Remember, I care about doing the right thing by Sara, and it seems like I owe it to Sara to consider her point of view. So how do I address the cognitive challenge I am facing? I suggest that we look for inspiration in a rather unlikely place: our engagement with fiction.
When we competently read a piece of fiction with the goal of genuinely understanding the story – the characters, the situations they are facing, their actions and their inner lives – we project ourselves imaginatively into the fictional world. But this activity is much more creative than most philosophers want to acknowledge. We do not merely imagine what the text explicitly tells us, and infer what is implied by the text. We imaginatively confabulate. We make up a lot of details in order to achieve a rich and experientially compelling picture of the fictional world and the characters inhabiting it. (Balcerak Jackson/Langkau ms.) These creative imaginative confabulations are not directly guided by the text (even if they are constrained and motivated by it). And yet, they often seem to be essential to truly understanding the story behind the text. If I want to truly grasp a difficult fictional character and understand their motivation, it is helpful to assist the author in creating and completing it. We readers are in fact imaginatively co-authoring stories.
Sara is not a fictional character, and I am not writing her story. And, yet it might be useful to engage in the same kind of imaginative confabulation in order to solve my very real practical problem: In order to get a detailed, rich and compelling picture of Sara’s point of view, I add details that go beyond what I can know or infer.
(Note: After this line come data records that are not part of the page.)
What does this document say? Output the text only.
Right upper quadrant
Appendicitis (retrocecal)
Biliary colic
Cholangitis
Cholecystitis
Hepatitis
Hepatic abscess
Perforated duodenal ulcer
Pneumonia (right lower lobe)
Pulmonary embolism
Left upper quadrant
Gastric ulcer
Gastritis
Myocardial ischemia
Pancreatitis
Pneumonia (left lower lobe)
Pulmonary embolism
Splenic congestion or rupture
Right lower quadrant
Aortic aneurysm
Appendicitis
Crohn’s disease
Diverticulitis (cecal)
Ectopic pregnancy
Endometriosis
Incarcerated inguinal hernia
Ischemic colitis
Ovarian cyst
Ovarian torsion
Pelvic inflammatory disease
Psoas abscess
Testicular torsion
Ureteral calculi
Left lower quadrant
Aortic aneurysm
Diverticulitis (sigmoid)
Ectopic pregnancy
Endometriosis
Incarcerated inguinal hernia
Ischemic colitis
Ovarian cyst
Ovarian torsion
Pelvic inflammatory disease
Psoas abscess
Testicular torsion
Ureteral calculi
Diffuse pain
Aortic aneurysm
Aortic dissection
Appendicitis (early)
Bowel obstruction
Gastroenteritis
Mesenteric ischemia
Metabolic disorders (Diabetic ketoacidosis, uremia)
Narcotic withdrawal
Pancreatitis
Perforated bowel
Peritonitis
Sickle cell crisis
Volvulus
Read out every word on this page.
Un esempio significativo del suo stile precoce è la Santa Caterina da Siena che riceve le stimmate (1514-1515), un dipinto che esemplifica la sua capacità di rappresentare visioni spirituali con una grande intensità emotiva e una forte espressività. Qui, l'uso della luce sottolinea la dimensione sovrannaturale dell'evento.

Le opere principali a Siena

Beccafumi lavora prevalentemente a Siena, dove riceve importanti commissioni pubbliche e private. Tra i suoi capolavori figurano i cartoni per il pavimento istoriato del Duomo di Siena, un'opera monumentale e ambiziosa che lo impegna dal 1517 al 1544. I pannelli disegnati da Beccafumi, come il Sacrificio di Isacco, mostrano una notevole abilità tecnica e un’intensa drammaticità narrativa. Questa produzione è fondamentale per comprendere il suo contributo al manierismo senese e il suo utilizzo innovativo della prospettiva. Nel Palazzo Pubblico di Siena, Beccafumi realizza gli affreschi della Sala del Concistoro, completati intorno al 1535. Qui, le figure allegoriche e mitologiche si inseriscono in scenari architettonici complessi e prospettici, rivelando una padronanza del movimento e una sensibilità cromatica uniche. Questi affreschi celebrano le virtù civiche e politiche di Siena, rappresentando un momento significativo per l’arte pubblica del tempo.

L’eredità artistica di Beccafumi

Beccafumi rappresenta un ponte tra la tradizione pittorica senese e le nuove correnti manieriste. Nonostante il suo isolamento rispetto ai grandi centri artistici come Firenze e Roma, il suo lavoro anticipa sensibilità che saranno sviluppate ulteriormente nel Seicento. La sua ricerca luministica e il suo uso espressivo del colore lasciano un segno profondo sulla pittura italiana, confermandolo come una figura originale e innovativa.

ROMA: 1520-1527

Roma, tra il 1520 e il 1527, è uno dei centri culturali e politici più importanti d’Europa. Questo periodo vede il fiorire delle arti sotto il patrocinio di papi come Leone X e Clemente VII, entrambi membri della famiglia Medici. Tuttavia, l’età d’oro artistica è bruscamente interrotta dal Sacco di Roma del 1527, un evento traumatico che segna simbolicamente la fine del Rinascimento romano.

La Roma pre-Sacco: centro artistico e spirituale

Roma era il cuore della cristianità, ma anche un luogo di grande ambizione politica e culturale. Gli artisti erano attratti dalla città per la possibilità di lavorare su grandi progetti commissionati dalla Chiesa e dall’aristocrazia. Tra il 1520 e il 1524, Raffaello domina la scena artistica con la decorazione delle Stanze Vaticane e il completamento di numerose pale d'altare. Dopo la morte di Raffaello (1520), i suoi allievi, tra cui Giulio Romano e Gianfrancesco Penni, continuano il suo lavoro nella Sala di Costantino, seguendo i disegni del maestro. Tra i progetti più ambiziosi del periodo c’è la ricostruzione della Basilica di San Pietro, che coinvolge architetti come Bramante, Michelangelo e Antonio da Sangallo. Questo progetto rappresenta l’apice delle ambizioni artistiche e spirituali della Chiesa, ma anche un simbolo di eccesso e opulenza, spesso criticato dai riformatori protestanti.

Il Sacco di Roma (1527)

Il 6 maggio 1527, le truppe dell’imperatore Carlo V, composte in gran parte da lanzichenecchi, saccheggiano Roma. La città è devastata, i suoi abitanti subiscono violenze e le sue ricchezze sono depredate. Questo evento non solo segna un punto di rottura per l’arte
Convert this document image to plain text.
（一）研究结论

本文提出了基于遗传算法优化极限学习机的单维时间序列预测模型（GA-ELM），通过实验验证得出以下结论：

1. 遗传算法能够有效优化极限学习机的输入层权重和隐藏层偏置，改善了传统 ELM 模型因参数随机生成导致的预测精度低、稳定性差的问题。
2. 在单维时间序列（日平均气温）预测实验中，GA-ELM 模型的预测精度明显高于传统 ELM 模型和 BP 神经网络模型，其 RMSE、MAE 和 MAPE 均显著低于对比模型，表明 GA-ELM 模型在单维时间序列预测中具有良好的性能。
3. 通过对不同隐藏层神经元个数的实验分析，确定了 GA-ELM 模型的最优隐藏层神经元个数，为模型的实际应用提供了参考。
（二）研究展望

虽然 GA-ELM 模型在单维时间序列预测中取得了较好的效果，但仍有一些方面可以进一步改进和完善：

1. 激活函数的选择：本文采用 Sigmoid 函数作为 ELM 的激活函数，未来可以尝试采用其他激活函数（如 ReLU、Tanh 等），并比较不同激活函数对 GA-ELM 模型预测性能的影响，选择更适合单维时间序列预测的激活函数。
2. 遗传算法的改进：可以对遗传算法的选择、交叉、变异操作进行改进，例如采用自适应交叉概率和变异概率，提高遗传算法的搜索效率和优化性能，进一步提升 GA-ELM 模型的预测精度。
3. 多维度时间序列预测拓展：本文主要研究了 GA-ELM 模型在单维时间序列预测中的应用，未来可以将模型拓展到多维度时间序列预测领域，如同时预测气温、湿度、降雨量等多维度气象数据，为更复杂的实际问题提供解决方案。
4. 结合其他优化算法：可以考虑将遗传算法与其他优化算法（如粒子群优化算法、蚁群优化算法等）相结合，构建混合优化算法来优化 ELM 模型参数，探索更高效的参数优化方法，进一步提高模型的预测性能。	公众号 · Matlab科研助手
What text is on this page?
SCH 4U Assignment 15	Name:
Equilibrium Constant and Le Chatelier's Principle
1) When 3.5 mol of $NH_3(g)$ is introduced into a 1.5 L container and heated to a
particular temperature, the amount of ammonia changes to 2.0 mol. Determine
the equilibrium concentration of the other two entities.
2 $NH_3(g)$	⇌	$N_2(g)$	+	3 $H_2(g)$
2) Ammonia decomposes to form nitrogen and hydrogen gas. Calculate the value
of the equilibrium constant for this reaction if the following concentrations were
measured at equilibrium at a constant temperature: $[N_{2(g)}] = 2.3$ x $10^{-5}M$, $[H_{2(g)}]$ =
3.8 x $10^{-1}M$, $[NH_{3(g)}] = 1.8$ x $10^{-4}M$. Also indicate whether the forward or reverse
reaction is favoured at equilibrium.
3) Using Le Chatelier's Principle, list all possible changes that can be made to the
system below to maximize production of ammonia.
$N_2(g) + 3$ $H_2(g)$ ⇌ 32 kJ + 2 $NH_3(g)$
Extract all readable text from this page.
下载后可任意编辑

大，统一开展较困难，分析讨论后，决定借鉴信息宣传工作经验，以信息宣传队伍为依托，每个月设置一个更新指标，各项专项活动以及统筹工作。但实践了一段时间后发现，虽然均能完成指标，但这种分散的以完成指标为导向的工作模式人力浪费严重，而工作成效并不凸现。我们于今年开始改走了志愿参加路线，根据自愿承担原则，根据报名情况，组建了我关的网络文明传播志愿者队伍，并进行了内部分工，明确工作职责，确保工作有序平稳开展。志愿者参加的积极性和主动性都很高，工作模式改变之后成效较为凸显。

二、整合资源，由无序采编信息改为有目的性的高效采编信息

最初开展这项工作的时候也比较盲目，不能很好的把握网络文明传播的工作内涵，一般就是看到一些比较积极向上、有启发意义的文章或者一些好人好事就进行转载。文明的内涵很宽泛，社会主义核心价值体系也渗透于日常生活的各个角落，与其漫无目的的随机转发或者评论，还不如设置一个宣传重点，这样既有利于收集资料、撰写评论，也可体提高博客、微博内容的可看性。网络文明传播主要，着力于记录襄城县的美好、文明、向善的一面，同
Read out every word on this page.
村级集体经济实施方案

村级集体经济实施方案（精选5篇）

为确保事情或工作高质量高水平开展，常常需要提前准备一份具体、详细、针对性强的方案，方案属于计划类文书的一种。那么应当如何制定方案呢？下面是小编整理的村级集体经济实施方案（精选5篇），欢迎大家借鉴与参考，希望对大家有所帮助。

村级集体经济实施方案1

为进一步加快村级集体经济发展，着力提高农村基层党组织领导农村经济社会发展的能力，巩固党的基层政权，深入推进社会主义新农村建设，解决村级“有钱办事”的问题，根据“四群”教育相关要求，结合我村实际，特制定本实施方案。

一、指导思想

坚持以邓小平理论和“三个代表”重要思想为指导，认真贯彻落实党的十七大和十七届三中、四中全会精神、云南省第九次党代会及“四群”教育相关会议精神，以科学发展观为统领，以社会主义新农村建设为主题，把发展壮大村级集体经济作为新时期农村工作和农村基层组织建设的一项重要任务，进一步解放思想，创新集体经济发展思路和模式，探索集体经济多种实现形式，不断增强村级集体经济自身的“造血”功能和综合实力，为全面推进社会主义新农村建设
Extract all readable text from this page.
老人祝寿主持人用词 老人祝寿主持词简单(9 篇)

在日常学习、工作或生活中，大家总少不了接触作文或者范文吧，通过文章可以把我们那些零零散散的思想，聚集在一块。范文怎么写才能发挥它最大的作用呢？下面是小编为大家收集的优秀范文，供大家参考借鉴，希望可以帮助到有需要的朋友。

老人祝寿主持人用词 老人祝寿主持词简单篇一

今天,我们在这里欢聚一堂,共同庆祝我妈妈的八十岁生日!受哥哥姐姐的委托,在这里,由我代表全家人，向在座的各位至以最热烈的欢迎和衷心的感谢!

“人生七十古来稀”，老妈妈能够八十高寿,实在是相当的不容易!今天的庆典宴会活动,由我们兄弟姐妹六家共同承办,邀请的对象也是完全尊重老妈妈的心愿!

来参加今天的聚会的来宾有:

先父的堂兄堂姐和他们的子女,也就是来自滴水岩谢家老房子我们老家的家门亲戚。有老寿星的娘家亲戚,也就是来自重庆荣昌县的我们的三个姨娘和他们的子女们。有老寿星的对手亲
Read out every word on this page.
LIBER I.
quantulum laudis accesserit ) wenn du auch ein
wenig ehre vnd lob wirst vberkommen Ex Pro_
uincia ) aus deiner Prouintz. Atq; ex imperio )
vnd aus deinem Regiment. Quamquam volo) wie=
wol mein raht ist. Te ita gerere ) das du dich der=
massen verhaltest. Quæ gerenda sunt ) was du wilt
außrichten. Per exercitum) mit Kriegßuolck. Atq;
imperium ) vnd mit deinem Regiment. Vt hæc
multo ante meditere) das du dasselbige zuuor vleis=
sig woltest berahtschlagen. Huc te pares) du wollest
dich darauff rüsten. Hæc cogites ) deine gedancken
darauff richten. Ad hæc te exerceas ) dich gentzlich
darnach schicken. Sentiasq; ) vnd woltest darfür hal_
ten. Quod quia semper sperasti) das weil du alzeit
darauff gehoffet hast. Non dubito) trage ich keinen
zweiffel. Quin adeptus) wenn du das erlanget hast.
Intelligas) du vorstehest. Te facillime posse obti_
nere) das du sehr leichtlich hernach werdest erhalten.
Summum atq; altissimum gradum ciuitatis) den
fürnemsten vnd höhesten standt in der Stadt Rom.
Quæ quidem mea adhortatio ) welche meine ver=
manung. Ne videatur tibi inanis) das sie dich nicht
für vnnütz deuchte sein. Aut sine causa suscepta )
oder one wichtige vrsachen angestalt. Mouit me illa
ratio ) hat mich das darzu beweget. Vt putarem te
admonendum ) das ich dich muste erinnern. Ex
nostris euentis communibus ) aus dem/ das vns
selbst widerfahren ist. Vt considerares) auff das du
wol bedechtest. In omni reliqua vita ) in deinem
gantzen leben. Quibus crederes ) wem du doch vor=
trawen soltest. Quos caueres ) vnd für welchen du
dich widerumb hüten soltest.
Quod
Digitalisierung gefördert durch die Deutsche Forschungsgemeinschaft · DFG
I make up aspects of her inner life - not randomly but competently and creatively – that allow her to come alive in my imagination. What I will imagine will not likely be the actual point of view of Sara, but rather of Imaginary Sara, who is in many ways like Sara, in some ways like me and in some ways like neither of us. And yet, I find it plausible that if I base my decision about what to do on what things are like for Imaginary Sara, I will likely do right by Sara.
I think that engaging in competent imaginative confabulations does not merely help us to understand the fundamental traits of people we are committed to treating well, and figure out what we ought to do in specific real-life practical situations. It also creates a rich representation of people’s experiential points of view that is likely to intimately affect us in ways that will motivate us to do right by these people. In many everyday real-life cases, we morally fail by not acting when we should, rather than by doing the wrong thing. In many everyday real-life cases, subtle details about people’s characters and desires will not affect how we ought to treat them. If imaginatively confabulating helps us to grasp the points of views of others in ways that helps us to treat them well, why not do it?!
References
Balcerak Jackson, M. / Langkau, J. (manuscript): Imagining Fictional Stories.
Hieronymi, P. (2005): The Wrong Kind of Reason, Journal of Philosophy 102, 9: 437-457.